Hong Lim shuddered and nodded: “Let’s go find out what’s happening.”
Mrs Lim looked at the 2 elderly gentlemen strolling towards them and asked: “Is it time?”
No one had the answer, and the group decided to cross the valley and ask others.
Gan Eng Seng (Gan Eng Seng School) came down from his hill and met them. They were joined midway by Tan Kheam Hock (Kheam Hock Road). The group, now slightly larger than when it started, visited Chew Boon Lay (Boon Lay MRT), who was chatting with Tan Eng Neo (Eng Neo Avenue).
From that highest point in Bukit Brown, Boon Lay shouted across the hills to Teh Ho Swee (Bukit Ho Swee), who was with his family, a distance away.
“Do you know what’s happening?” Boon Lay yelled.
“I don’t know.” Ho Swee shouted back, dropping whatever he was doing and running to join the group. “Could it be related to the Bukit Brown MRT being constructed behind me?”.
The wind blew stronger as if to answer him, and the group moved down the hill.
The group, now considerably larger, swelling in size as other Notables and their families joined the march towards the Bukit Brown Cemetery Gate.
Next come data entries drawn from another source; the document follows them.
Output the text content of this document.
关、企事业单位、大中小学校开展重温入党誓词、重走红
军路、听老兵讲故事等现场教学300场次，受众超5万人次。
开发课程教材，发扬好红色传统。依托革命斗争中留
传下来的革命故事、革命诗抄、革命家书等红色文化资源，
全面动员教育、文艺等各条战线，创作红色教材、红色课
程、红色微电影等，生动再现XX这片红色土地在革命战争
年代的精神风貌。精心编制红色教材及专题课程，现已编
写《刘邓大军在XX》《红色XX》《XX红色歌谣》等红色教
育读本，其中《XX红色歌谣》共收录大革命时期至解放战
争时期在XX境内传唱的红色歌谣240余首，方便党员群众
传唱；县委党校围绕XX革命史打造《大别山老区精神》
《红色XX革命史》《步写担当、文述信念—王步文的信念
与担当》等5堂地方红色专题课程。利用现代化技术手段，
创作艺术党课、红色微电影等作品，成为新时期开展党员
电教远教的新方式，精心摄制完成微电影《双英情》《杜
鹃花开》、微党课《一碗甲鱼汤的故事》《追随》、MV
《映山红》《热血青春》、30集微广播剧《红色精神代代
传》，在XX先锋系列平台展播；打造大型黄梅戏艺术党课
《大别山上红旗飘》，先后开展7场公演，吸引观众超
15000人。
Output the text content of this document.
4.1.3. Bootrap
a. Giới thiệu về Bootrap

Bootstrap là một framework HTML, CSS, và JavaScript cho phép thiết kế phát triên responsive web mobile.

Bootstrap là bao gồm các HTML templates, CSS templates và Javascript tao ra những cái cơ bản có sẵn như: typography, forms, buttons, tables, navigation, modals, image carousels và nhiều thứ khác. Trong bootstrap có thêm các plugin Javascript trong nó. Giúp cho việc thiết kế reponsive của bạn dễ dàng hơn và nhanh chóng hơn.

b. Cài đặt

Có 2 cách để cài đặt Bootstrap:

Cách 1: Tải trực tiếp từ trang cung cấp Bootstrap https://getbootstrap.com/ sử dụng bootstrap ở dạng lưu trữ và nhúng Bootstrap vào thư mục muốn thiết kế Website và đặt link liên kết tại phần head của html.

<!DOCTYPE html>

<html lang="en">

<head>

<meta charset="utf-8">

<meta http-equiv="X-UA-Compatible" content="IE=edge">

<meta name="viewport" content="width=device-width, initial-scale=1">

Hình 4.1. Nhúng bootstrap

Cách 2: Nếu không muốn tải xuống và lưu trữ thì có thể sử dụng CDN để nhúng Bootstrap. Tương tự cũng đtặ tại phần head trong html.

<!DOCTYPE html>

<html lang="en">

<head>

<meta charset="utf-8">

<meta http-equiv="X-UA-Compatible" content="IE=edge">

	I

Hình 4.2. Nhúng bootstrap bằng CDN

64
Hoon Leong breathed deeply to speak: “I…. I” but his words were interrupted by the arrival of Fang Shan (oldest tomb in Singapore), Ho Siak Kuan (Assistant Secretary for Chinese Affairs), Tan Yong Thian (Southeast Asia 1st Producer of Essential Oil) and Tay Koh Yat (popular public bus operator in the 60s).
“Wait up!” came a voice from behind, as Chew Joo Chiat (Joo Chiat Place) came running from behind and joined the group.
By now, a great multitude of the early Singaporeans had gathered at the Gate. Those who travelled far to reach our shores and made their fortunes and names here, as well as the more common folks, who though you may never, ever know them, had equally shed their sweat, blood, strength, age and lives for our small island in the sun.
Now nearing the Gate, Ang Seah Im (Seah Im Food Center) stopped the group and hushed everyone.
“Can you hear that?”
There are distinct sounds of machinery in the air, rumbling of metal crawlers across cart tracks.
‘Is this the end?” Someone wailed from behind.
“But our stories are not told yet!”
“We once lived! Please don’t! Remember us please!”